Hellen voltou a escolher Cabo Verde como destino de férias. E regressou pelo mesmo motivo que a trouxe pela primeira vez: mergulhar, com respeito e curiosidade, na cultura cabo-verdiana. Espanhola de Madrid, começou esta nova viagem na ilha de São Nicolau, onde dedicou alguns dias a ajudar uma amiga num projeto social que usa a dança como ferramenta de desenvolvimento pessoal para crianças.
Depois, seguiu para a ilha de Santiago, a ilha maior, com um objetivo muito claro: aprender mais sobre o batuku. Queria sentir os ritmos, compreender a cadência das letras, conhecer a história e deixar o corpo falar através da dança. Desta vez, convidou a amiga Bonai, natural da Guiné Equatorial e residente no Reino Unido, para partilhar o roteiro que vivera um ano antes: conhecer os Rabelados em Espinho Branco, reencontrar a majestosa árvore Polon, as gentes, revisitar caminhos e afetos.

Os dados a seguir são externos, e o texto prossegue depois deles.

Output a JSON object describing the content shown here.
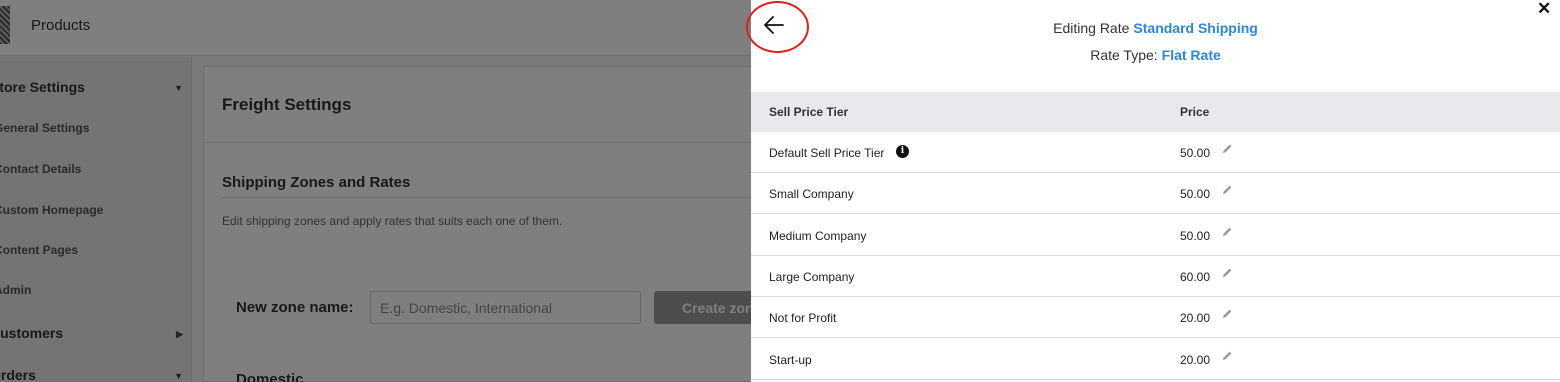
{
  "app": {
    "top_title": "Products"
  },
  "sidebar": {
    "sections": [
      {
        "label": "Store Settings",
        "expanded": true,
        "items": [
          "General Settings",
          "Contact Details",
          "Custom Homepage",
          "Content Pages",
          "Admin"
        ]
      },
      {
        "label": "Customers",
        "expanded": false
      },
      {
        "label": "Orders",
        "expanded": true
      }
    ]
  },
  "main": {
    "title": "Freight Settings",
    "section_title": "Shipping Zones and Rates",
    "description": "Edit shipping zones and apply rates that suits each one of them.",
    "new_zone_label": "New zone name:",
    "new_zone_placeholder": "E.g. Domestic, International",
    "new_zone_value": "",
    "create_button": "Create zone",
    "zone_name": "Domestic"
  },
  "panel": {
    "editing_label": "Editing Rate",
    "rate_name": "Standard Shipping",
    "rate_type_label": "Rate Type:",
    "rate_type": "Flat Rate",
    "columns": [
      "Sell Price Tier",
      "Price"
    ],
    "rows": [
      {
        "tier": "Default Sell Price Tier",
        "price": "50.00",
        "has_info": true
      },
      {
        "tier": "Small Company",
        "price": "50.00"
      },
      {
        "tier": "Medium Company",
        "price": "50.00"
      },
      {
        "tier": "Large Company",
        "price": "60.00"
      },
      {
        "tier": "Not for Profit",
        "price": "20.00"
      },
      {
        "tier": "Start-up",
        "price": "20.00"
      }
    ],
    "accent_color": "#2b86dd",
    "highlight_color": "#e0201b"
  }
}
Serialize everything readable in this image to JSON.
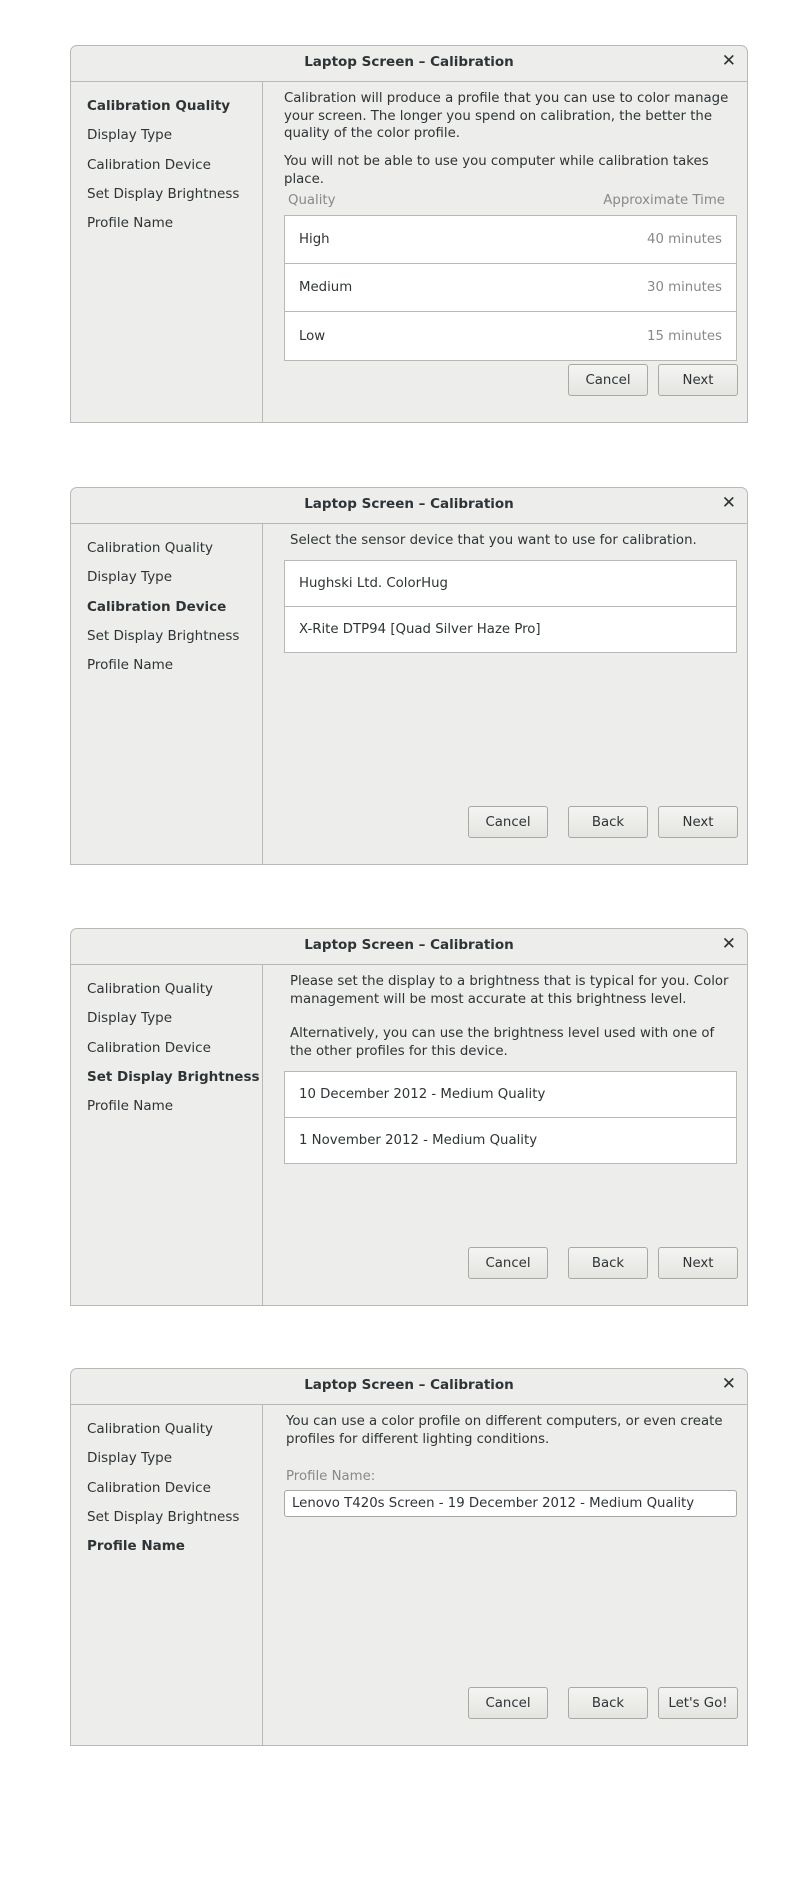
{
  "window_title": "Laptop Screen – Calibration",
  "close_glyph": "✕",
  "steps": [
    "Calibration Quality",
    "Display Type",
    "Calibration Device",
    "Set Display Brightness",
    "Profile Name"
  ],
  "buttons": {
    "cancel": "Cancel",
    "back": "Back",
    "next": "Next",
    "finish": "Let's Go!"
  },
  "quality_page": {
    "active_step": "Calibration Quality",
    "intro": "Calibration will produce a profile that you can use to color manage your screen. The longer you spend on calibration, the better the quality of the color profile.",
    "warning": "You will not be able to use you computer while calibration takes place.",
    "col_quality": "Quality",
    "col_time": "Approximate Time",
    "options": [
      {
        "label": "High",
        "time": "40 minutes"
      },
      {
        "label": "Medium",
        "time": "30 minutes"
      },
      {
        "label": "Low",
        "time": "15 minutes"
      }
    ]
  },
  "device_page": {
    "active_step": "Calibration Device",
    "intro": "Select the sensor device that you want to use for calibration.",
    "devices": [
      "Hughski Ltd. ColorHug",
      "X-Rite DTP94 [Quad Silver Haze Pro]"
    ]
  },
  "brightness_page": {
    "active_step": "Set Display Brightness",
    "intro": "Please set the display to a brightness that is typical for you. Color management will be most accurate at this brightness level.",
    "alt": "Alternatively, you can use the brightness level used with one of the other profiles for this device.",
    "profiles": [
      "10 December 2012 - Medium Quality",
      "1 November 2012 - Medium Quality"
    ]
  },
  "profile_page": {
    "active_step": "Profile Name",
    "intro": "You can use a color profile on different computers, or even create profiles for different lighting conditions.",
    "field_label": "Profile Name:",
    "field_value": "Lenovo T420s Screen - 19 December 2012 - Medium Quality"
  },
  "colors": {
    "dialog_bg": "#ededeb",
    "border": "#b8b8b5",
    "muted_text": "#888a85",
    "text": "#2e3436"
  }
}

A ligação de Hellen com a cultura cabo-verdiana cresceu também através da amizade com Rosy Timas, dançarina da conceituada Companhia de Dança Raiz di Polon. Foi com Rosy que participou em workshops e intensivos de dança. E foi num passeio pelo Mercado de Sucupira, o pulmão informal da cidade da Praia, que o destino lhe apresentou outra protagonista desta história: uma vendedeira ambulante que também é batucadeira. Uma troca de palavras bastou para nascer um convite inesperado: Hellen poderia participar no ensaio do grupo de batuku da vendedeira.
O ensaio estava marcado para as 17h30. Para aproveitar o dia, saímos cedo rumo ao interior da ilha. Era domingo. O itinerário era ambicioso: Longueira (São Lourenço dos Órgãos), cidade de Assomada, Boa Entrada, Piscina Natural de Cuba, praia de Tarrafal e, por fim, o regresso à cidade da Praia para o ensaio do grupo de batucadeiras "Fidjus di Rabenta", no bairro de São Pedro/Latada.
Éramos seis na pequena "caravana": eu, Hellen, Bonai, Rosy Timas, Rony (ambos bailarinos da Raiz di Polon) e o filho de Rosy. A primeira paragem foi Longueira, na zona alta dos Órgãos, no terço central da ilha, onde, no meio de um manto verde que parecia respirar, observámos a imponente árvore "Lemba Lemba", uma das mais antigas e maiores da espécie em Cabo Verde.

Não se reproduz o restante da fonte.